Kimberly Williams-Paisley learns the difference between Alzheimer’s disease and primary progressive aphasia after her mother’s diagnosis with PPA. The two situations share many similarities, and it can be hard for the general public to understand how they differ.
We’ll outline these differences in this latest installment of our online book club speaking about Kimberly Williams-Paisley’s book, Where the Light Gets In. She writes about her mother’s experience with primary progressive aphasia.
How It Begins
The common age of onset for Alzheimer’s Disease and primary progressive aphasia is different. Williams-Paisley learns on page 82:
Most people diagnosed with AD are over sixty-five. The first symptoms of frontotemporal dementia (FTD) often become apparent in fifty- or sixty-year-olds, making the disease relatively more common among younger people. Dr. Mesulam told us that PPA often seems to affect women in their sixties, like my mother.
PPA may affect people much earlier. Additionally, PPA affects words first while Alzheimer’s disease affects memory. A doctor explains on page 82:
He’d based his conclusion on the fact that Mom’s difficulties really begun with speaking and writing, hallmarks of aphasia. PPA first attacked the part of her brain behind her forehead. This frontotemporal area is primarily responsible for language. Her memory was healthy. That alone set her apart from people with AD, whose earliest symptom is usually forgetfulness.

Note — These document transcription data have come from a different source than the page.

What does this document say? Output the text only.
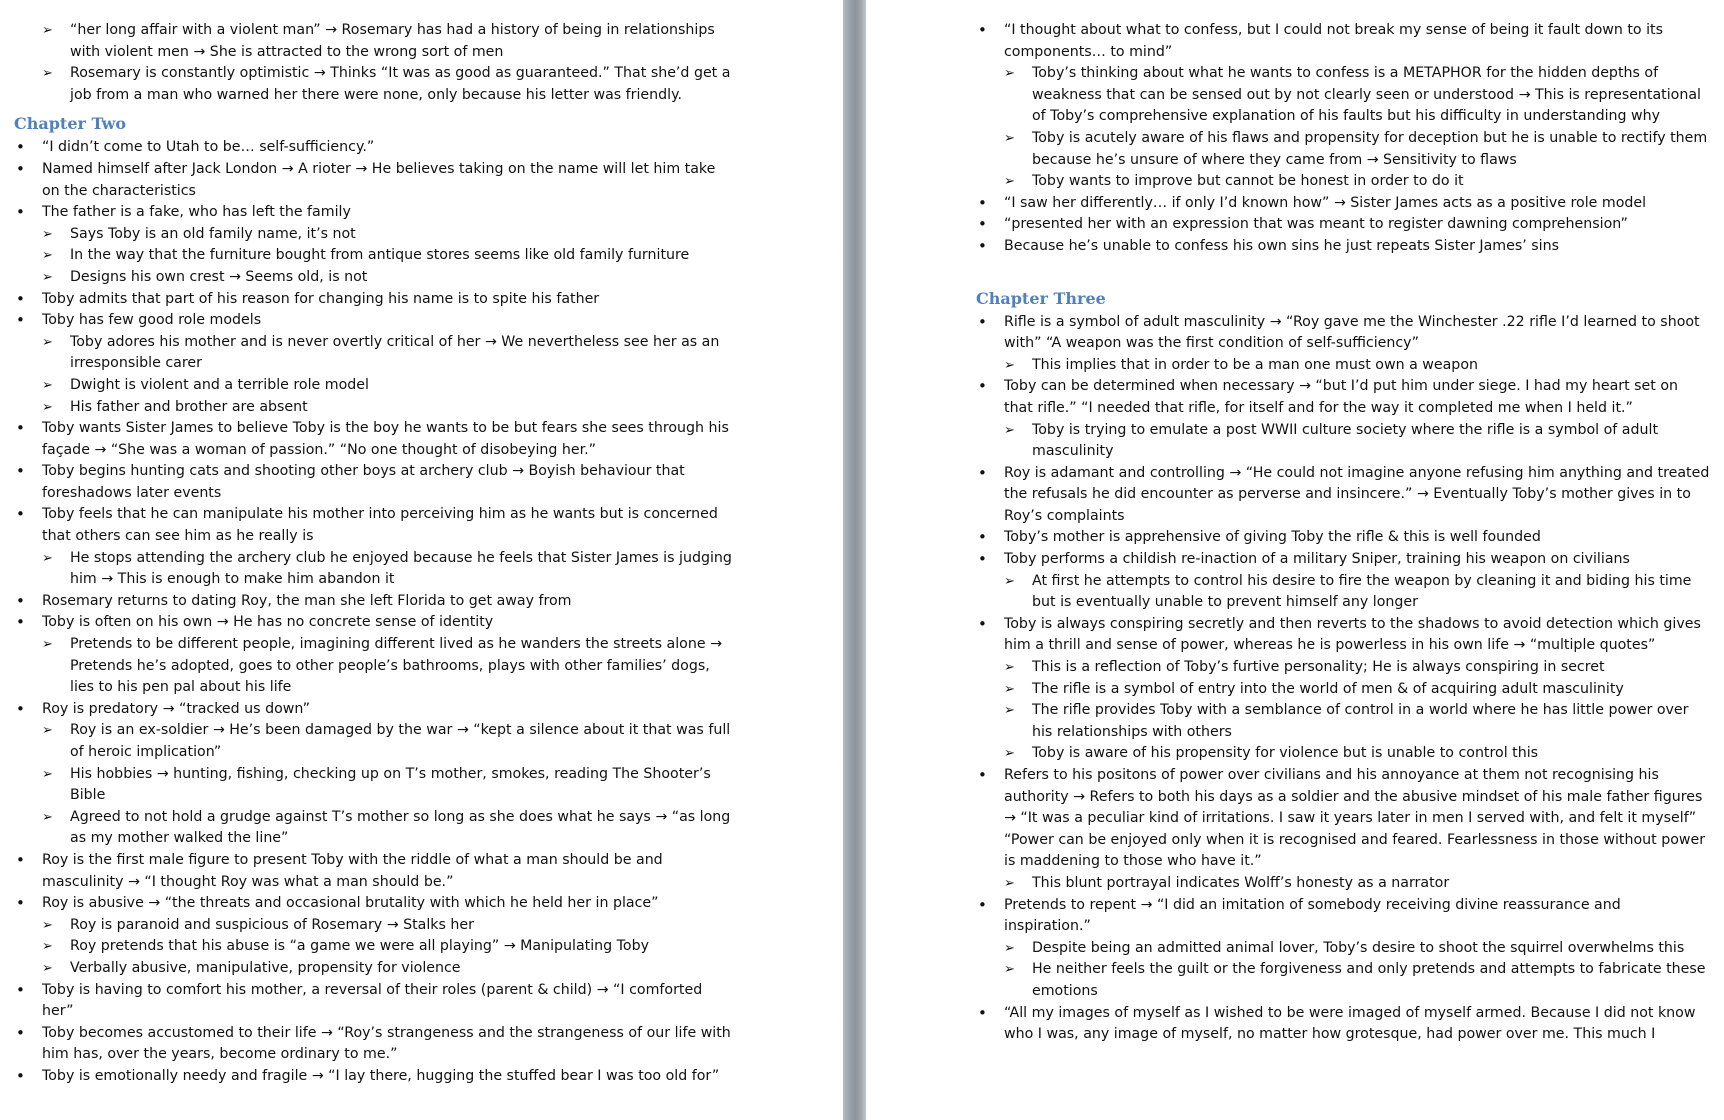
➢ “her long affair with a violent man” → Rosemary has had a history of being in relationships with violent men → She is attracted to the wrong sort of men
➢ Rosemary is constantly optimistic → Thinks “It was as good as guaranteed.” That she’d get a job from a man who warned her there were none, only because his letter was friendly.
Chapter Two
• “I didn’t come to Utah to be… self-sufficiency.”
• Named himself after Jack London → A rioter → He believes taking on the name will let him take on the characteristics
• The father is a fake, who has left the family
➢ Says Toby is an old family name, it’s not
➢ In the way that the furniture bought from antique stores seems like old family furniture
➢ Designs his own crest → Seems old, is not
• Toby admits that part of his reason for changing his name is to spite his father
• Toby has few good role models
➢ Toby adores his mother and is never overtly critical of her → We nevertheless see her as an irresponsible carer
➢ Dwight is violent and a terrible role model
➢ His father and brother are absent
• Toby wants Sister James to believe Toby is the boy he wants to be but fears she sees through his façade → “She was a woman of passion.” “No one thought of disobeying her.”
• Toby begins hunting cats and shooting other boys at archery club → Boyish behaviour that foreshadows later events
• Toby feels that he can manipulate his mother into perceiving him as he wants but is concerned that others can see him as he really is
➢ He stops attending the archery club he enjoyed because he feels that Sister James is judging him → This is enough to make him abandon it
• Rosemary returns to dating Roy, the man she left Florida to get away from
• Toby is often on his own → He has no concrete sense of identity
➢ Pretends to be different people, imagining different lived as he wanders the streets alone → Pretends he’s adopted, goes to other people’s bathrooms, plays with other families’ dogs, lies to his pen pal about his life
• Roy is predatory → “tracked us down”
➢ Roy is an ex-soldier → He’s been damaged by the war → “kept a silence about it that was full of heroic implication”
➢ His hobbies → hunting, fishing, checking up on T’s mother, smokes, reading The Shooter’s Bible
➢ Agreed to not hold a grudge against T’s mother so long as she does what he says → “as long as my mother walked the line”
• Roy is the first male figure to present Toby with the riddle of what a man should be and masculinity → “I thought Roy was what a man should be.”
• Roy is abusive → “the threats and occasional brutality with which he held her in place”
➢ Roy is paranoid and suspicious of Rosemary → Stalks her
➢ Roy pretends that his abuse is “a game we were all playing” → Manipulating Toby
➢ Verbally abusive, manipulative, propensity for violence
• Toby is having to comfort his mother, a reversal of their roles (parent & child) → “I comforted her”
• Toby becomes accustomed to their life → “Roy’s strangeness and the strangeness of our life with him has, over the years, become ordinary to me.”
• Toby is emotionally needy and fragile → “I lay there, hugging the stuffed bear I was too old for”
• “I thought about what to confess, but I could not break my sense of being it fault down to its components… to mind”
➢ Toby’s thinking about what he wants to confess is a METAPHOR for the hidden depths of weakness that can be sensed out by not clearly seen or understood → This is representational of Toby’s comprehensive explanation of his faults but his difficulty in understanding why
➢ Toby is acutely aware of his flaws and propensity for deception but he is unable to rectify them because he’s unsure of where they came from → Sensitivity to flaws
➢ Toby wants to improve but cannot be honest in order to do it
• “I saw her differently… if only I’d known how” → Sister James acts as a positive role model
• “presented her with an expression that was meant to register dawning comprehension”
• Because he’s unable to confess his own sins he just repeats Sister James’ sins
Chapter Three
• Rifle is a symbol of adult masculinity → “Roy gave me the Winchester .22 rifle I’d learned to shoot with” “A weapon was the first condition of self-sufficiency”
➢ This implies that in order to be a man one must own a weapon
• Toby can be determined when necessary → “but I’d put him under siege. I had my heart set on that rifle.” “I needed that rifle, for itself and for the way it completed me when I held it.”
➢ Toby is trying to emulate a post WWII culture society where the rifle is a symbol of adult masculinity
• Roy is adamant and controlling → “He could not imagine anyone refusing him anything and treated the refusals he did encounter as perverse and insincere.” → Eventually Toby’s mother gives in to Roy’s complaints
• Toby’s mother is apprehensive of giving Toby the rifle & this is well founded
• Toby performs a childish re-inaction of a military Sniper, training his weapon on civilians
➢ At first he attempts to control his desire to fire the weapon by cleaning it and biding his time but is eventually unable to prevent himself any longer
• Toby is always conspiring secretly and then reverts to the shadows to avoid detection which gives him a thrill and sense of power, whereas he is powerless in his own life → “multiple quotes”
➢ This is a reflection of Toby’s furtive personality; He is always conspiring in secret
➢ The rifle is a symbol of entry into the world of men & of acquiring adult masculinity
➢ The rifle provides Toby with a semblance of control in a world where he has little power over his relationships with others
➢ Toby is aware of his propensity for violence but is unable to control this
• Refers to his positons of power over civilians and his annoyance at them not recognising his authority → Refers to both his days as a soldier and the abusive mindset of his male father figures → “It was a peculiar kind of irritations. I saw it years later in men I served with, and felt it myself” “Power can be enjoyed only when it is recognised and feared. Fearlessness in those without power is maddening to those who have it.”
➢ This blunt portrayal indicates Wolff’s honesty as a narrator
• Pretends to repent → “I did an imitation of somebody receiving divine reassurance and inspiration.”
➢ Despite being an admitted animal lover, Toby’s desire to shoot the squirrel overwhelms this
➢ He neither feels the guilt or the forgiveness and only pretends and attempts to fabricate these emotions
• “All my images of myself as I wished to be were imaged of myself armed. Because I did not know who I was, any image of myself, no matter how grotesque, had power over me. This much I
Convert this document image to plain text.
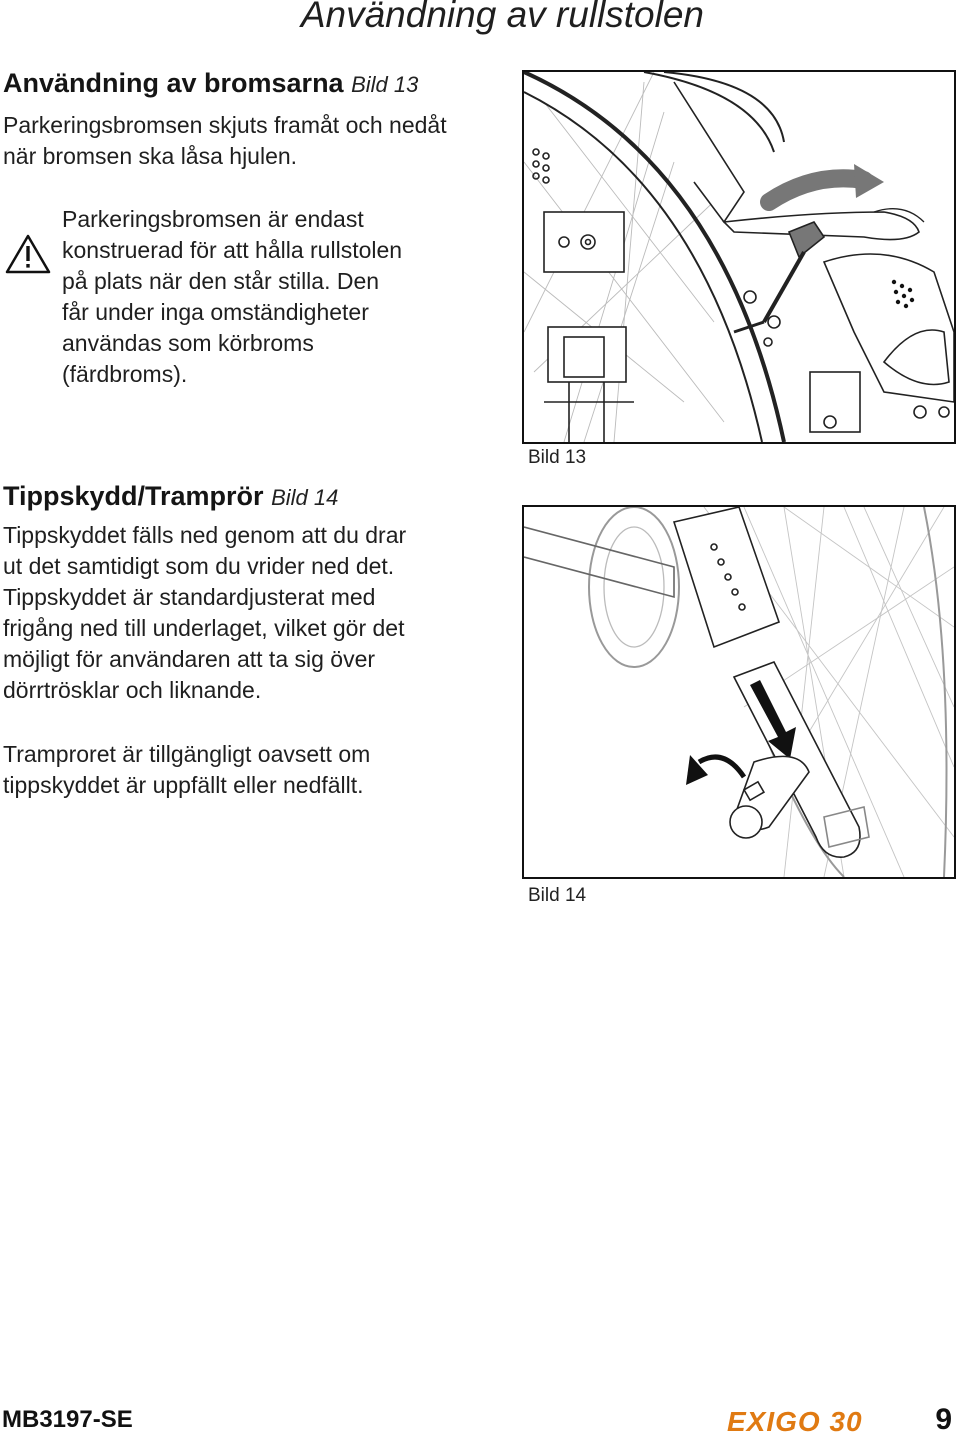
Användning av rullstolen
Användning av bromsarna Bild 13
Parkeringsbromsen skjuts framåt och nedåt när bromsen ska låsa hjulen.
Parkeringsbromsen är endast
konstruerad för att hålla rullstolen
på plats när den står stilla. Den
får under inga omständigheter
användas som körbroms
(färdbroms).
Tippskydd/Tramprör Bild 14
Tippskyddet fälls ned genom att du drar
ut det samtidigt som du vrider ned det.
Tippskyddet är standardjusterat med
frigång ned till underlaget, vilket gör det
möjligt för användaren att ta sig över
dörrtrösklar och liknande.
Tramproret är tillgängligt oavsett om
tippskyddet är uppfällt eller nedfällt.
Bild 13
Bild 14
MB3197-SE	EXIGO 30 9
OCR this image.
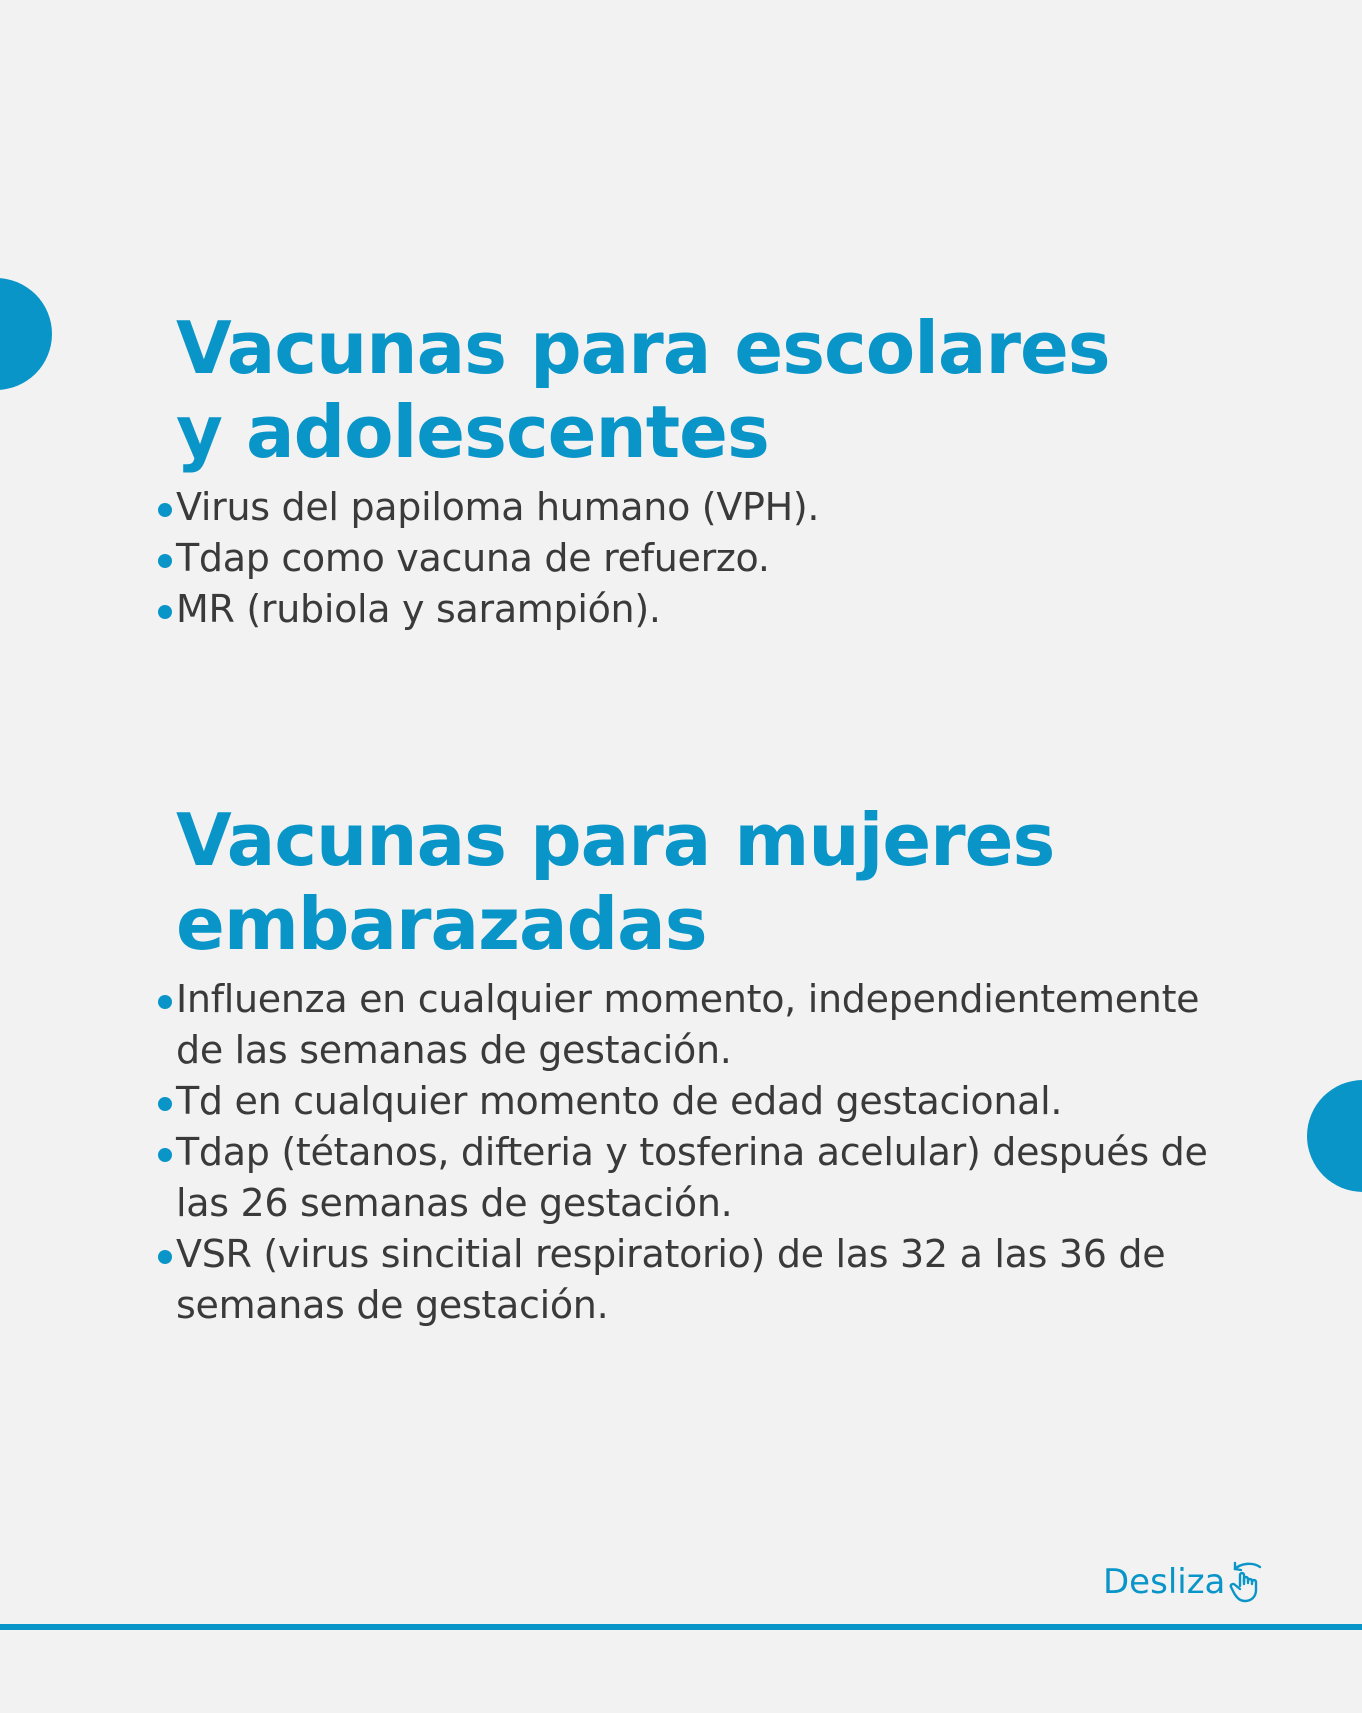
Vacunas para escolares
y adolescentes
Virus del papiloma humano (VPH).
Tdap como vacuna de refuerzo.
MR (rubiola y sarampión).
Vacunas para mujeres
embarazadas
Influenza en cualquier momento, independientemente de las semanas de gestación.
Td en cualquier momento de edad gestacional.
Tdap (tétanos, difteria y tosferina acelular) después de las 26 semanas de gestación.
VSR (virus sincitial respiratorio) de las 32 a las 36 de semanas de gestación.
Desliza
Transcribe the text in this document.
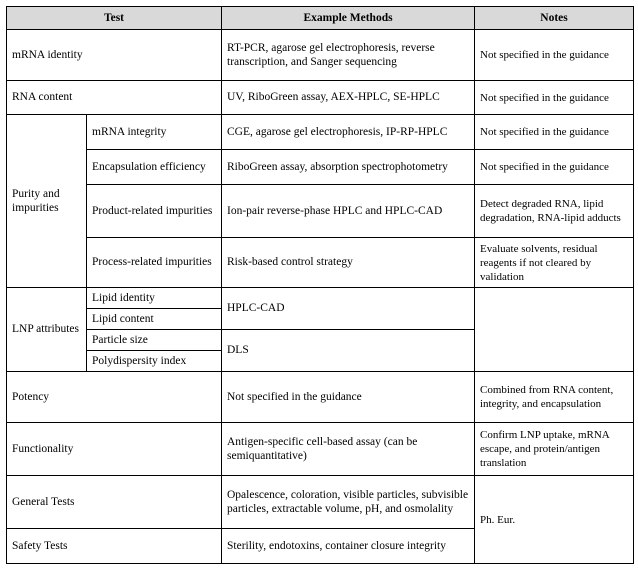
Test		Example Methods	Notes
mRNA identity		RT-PCR, agarose gel electrophoresis, reverse transcription, and Sanger sequencing	Not specified in the guidance
RNA content		UV, RiboGreen assay, AEX-HPLC, SE-HPLC	Not specified in the guidance
Purity and impurities	mRNA integrity	CGE, agarose gel electrophoresis, IP-RP-HPLC	Not specified in the guidance
	Encapsulation efficiency	RiboGreen assay, absorption spectrophotometry	Not specified in the guidance
	Product-related impurities	Ion-pair reverse-phase HPLC and HPLC-CAD	Detect degraded RNA, lipid degradation, RNA-lipid adducts
	Process-related impurities	Risk-based control strategy	Evaluate solvents, residual reagents if not cleared by validation
LNP attributes	Lipid identity	HPLC-CAD	
	Lipid content		
	Particle size	DLS	
	Polydispersity index		
Potency		Not specified in the guidance	Combined from RNA content, integrity, and encapsulation
Functionality		Antigen-specific cell-based assay (can be semiquantitative)	Confirm LNP uptake, mRNA escape, and protein/antigen translation
General Tests		Opalescence, coloration, visible particles, subvisible particles, extractable volume, pH, and osmolality	Ph. Eur.
Safety Tests		Sterility, endotoxins, container closure integrity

Language loss, not memory loss, is a hallmark of early PPA.
How It Ends
Williams-Paisley learns that the two conditions will resemble each other more towards the end stage. On page 82, the doctor warns:
As the disease progressed, he told us, she would need help going to the bathroom, showering, dressing, and eating. We would see behavioral changes. And most likely dementia would spread throughout her brain. Eventually, the symptoms would resemble the last stage of AD. We learned later that this meant she would probably disengage from her environment, rarely say a word, and eventually lose control of movement and the ability to swallow, among other things.
Williams-Paisley remembers that they waited for a “shred of good news” while the doctor outlined PPA’s progression, but there was none beyond the family being better equipped to understand the road ahead.